広州までは約4時間。『項羽と劉邦』を読んだり、寝たりしているうちに、あっという間に着いた。ここで中国の国内線に乗り換えるのである。初めての中国本土だったが、矢印に従って進むと、難なくガイドに会えた。「こんにちは、お疲れ様でした」。随分と流暢な日本語である。聞くと独学らしい。立派なものだ。しかも色んなことを教えてくれる。「サーズはそれほど市民生活に影響を与えていない」「広州空港は、既に老朽化が激しく、町中に位置していて騒音苦情も絶えないので、近々移設する予定」等々。確かに、建物は古い。しかも国内線と国際線が別建物である。またどういうわけか国内線の方が圧倒的にでかい。

国内線のカウンターに着くまで10分ほど歩いたが、その間やたらと目に付いたのが、「サーズの疑いがある方は、下記に連絡ください」といった内容の標識と、果物売り場である。また携帯電話がやたらと普及していて、しかも利用頻度が高い。対面会話ならば、片方が話している間はもう片方は黙っているので、居る人の半数以下は口を閉じている計算だが、携帯電話の場合、利用頻度が高いと、人の数だけ口が開くので、元来中国人の声が大きいこととあいまって、その喧騒感たるや半端じゃない。国際線の建物と国内線の建物とでは、明らかに文化が違う。途中、空港前の一般道路を見ることができたが、自転車で走行している人はあまりいなかった。携帯電話の普及ぶりを見ても、どうやら中国に対する僕の先入観は、もはや過去の遺物なのかもしれない。

国内線のカウンターに着くと何だか人がひしめき合っている。様子を見るに、団体旅行のチェックインをしているようである。
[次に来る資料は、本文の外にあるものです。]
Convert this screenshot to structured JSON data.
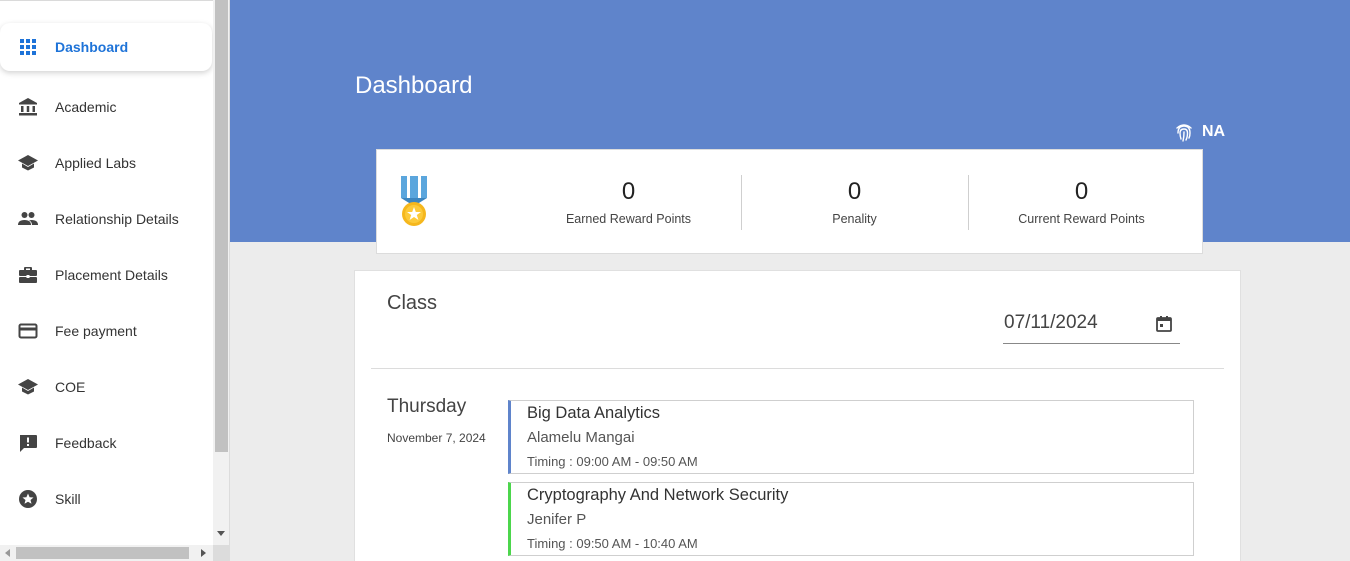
{
  "sidebar": {
    "items": [
      {
        "label": "Dashboard",
        "icon": "grid-icon",
        "active": true
      },
      {
        "label": "Academic",
        "icon": "institution-icon",
        "active": false
      },
      {
        "label": "Applied Labs",
        "icon": "graduation-cap-icon",
        "active": false
      },
      {
        "label": "Relationship Details",
        "icon": "people-icon",
        "active": false
      },
      {
        "label": "Placement Details",
        "icon": "briefcase-icon",
        "active": false
      },
      {
        "label": "Fee payment",
        "icon": "credit-card-icon",
        "active": false
      },
      {
        "label": "COE",
        "icon": "graduation-cap-icon",
        "active": false
      },
      {
        "label": "Feedback",
        "icon": "feedback-icon",
        "active": false
      },
      {
        "label": "Skill",
        "icon": "star-circle-icon",
        "active": false
      }
    ]
  },
  "header": {
    "title": "Dashboard",
    "user_label": "NA",
    "user_icon": "fingerprint-icon"
  },
  "rewards": {
    "icon": "medal-icon",
    "earned_value": "0",
    "earned_label": "Earned Reward Points",
    "penalty_value": "0",
    "penalty_label": "Penality",
    "current_value": "0",
    "current_label": "Current Reward Points"
  },
  "class": {
    "title": "Class",
    "date_value": "07/11/2024",
    "date_icon": "calendar-icon",
    "day_name": "Thursday",
    "day_date": "November 7, 2024",
    "sessions": [
      {
        "subject": "Big Data Analytics",
        "faculty": "Alamelu Mangai",
        "timing": "Timing : 09:00 AM - 09:50 AM",
        "accent": "#5f84cb"
      },
      {
        "subject": "Cryptography And Network Security",
        "faculty": "Jenifer P",
        "timing": "Timing : 09:50 AM - 10:40 AM",
        "accent": "#4cd64c"
      }
    ]
  },
  "colors": {
    "header_bg": "#5f84cb",
    "active_text": "#1e73d8"
  }
}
しかしその手続きたるや、誰かが皆を取り纏めて行えばいいのに、団体の客全員が縦横無尽にカウンターを取り巻いてめいめいが無秩序に手続きを求めるので、とんでもないことになっている。5分経ち、10分経っても、一向に事態は解消しない。そうこうしているうちにその団体と僕たちの間に居た若くてきれいな女性が、携帯電話に向かって吠え始めた。おそらく電話の相手と喧嘩でもしているのだろう。魑魅魍魎とした状況に、同じ中国人とはいえガイドもさすがに呆れたらしく、僕の手続きを隣のカウンターでやってもらおうと移動していった。しかし程なく頭を横に振りながら帰ってくる。「クライアントには預ける荷物がないから手続きしてもらえないかと頼みに行ったのですが、「私はビジネスクラスが担当です」と言って取り合ってくれない」とのこと。縦割りの弊害である。
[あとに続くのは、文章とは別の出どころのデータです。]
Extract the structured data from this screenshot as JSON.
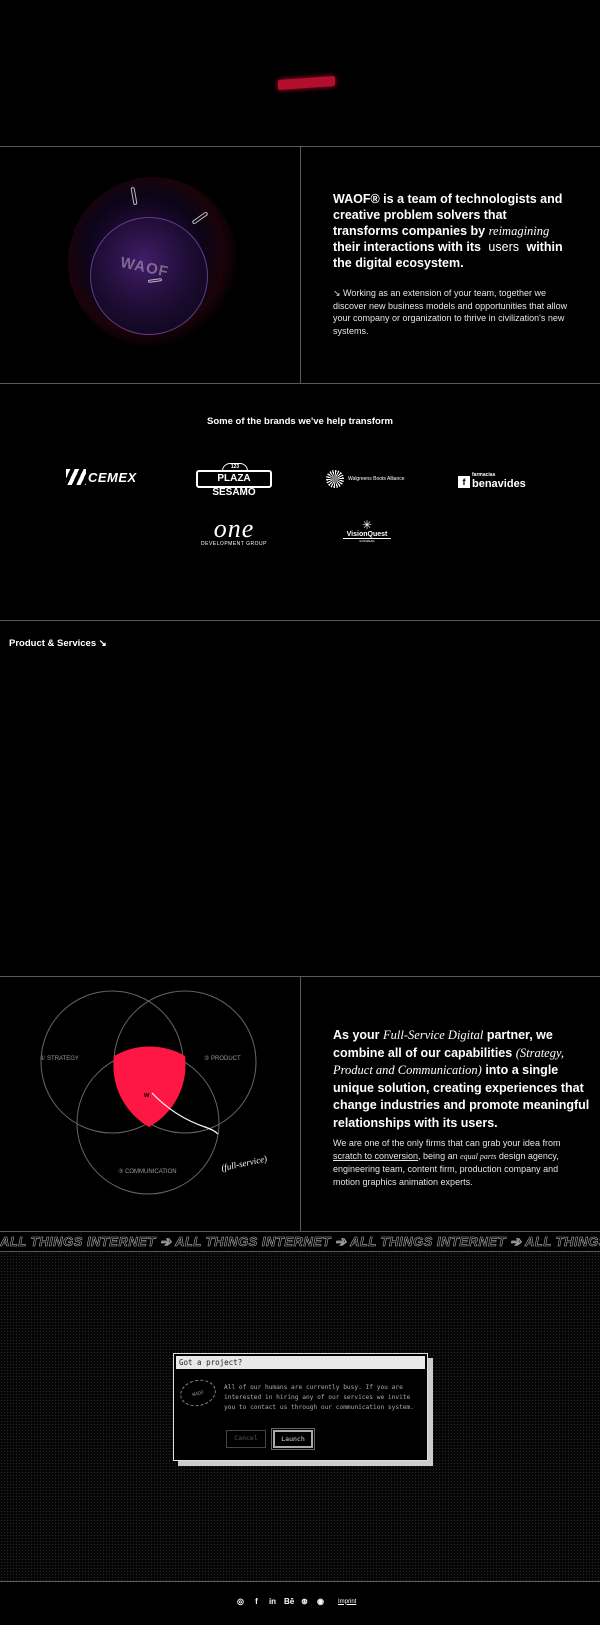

30分近く経ってようやく順番が回ってきた我々は、手続きを一瞬で済ませ、2階に上がり、空港税を支払うカウンターまでやって来た。ここでガイドはおもむろに750元の入った封筒を3つ、両替用と称して、僕に渡そうとし始めた。事前にガイドブックを通じて、元が余って円に再両替するには、正規の両替商が発行する両替証明書が必要だと知っていたので、そんなことを度外視したガイドの行動に不信感を抱き、疑ってかかることにした。

「750元は日本円でいくらですか」「1万円です」「・・・。じゃあ、1元が13円ちょいという計算ですね」「平均レートはそんなものです」「でも両替証明書がないと再両替ができませんが」「中国に証明書を発行するような両替商は居ません」「お金は本物ですか」「本物です」仮に偽札でも「ニセモノです」と答えるはずがなく、我ながら最後の質問は愚問だなと思いながらも、空港税を支払わないとにっちもさっちも行かないので、しょうがなく2万円分だけ、つまり封筒2つ分だけ両替することにした。
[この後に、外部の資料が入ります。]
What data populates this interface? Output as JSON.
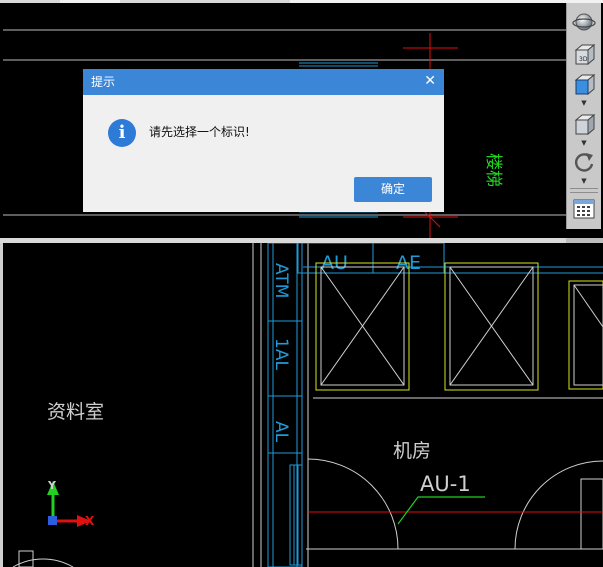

※なお、帰国時に知り合ったアメリカ人から、実際には両替証明書があっても再両替できないことを聞いた。振りかえって思うに、おそらくガイドの行動は両替時間の短縮のためのサービスだったのだろう。疑ってすみませんでした。

空港税を支払ったら、次はいよいよ手荷物検査である。ガイドが言うには「いいですか、中国の空港では4つのものが必要です。それは、パスポート、チケット、ボーディングパス、空港税支払証明書」とのこと。4つの必需品を用意して、ガイドと別れの握手を交わした後、一人で手続きをあっさりと済ませ、ガイドに手を振って別れた。ここからは本当に独りである。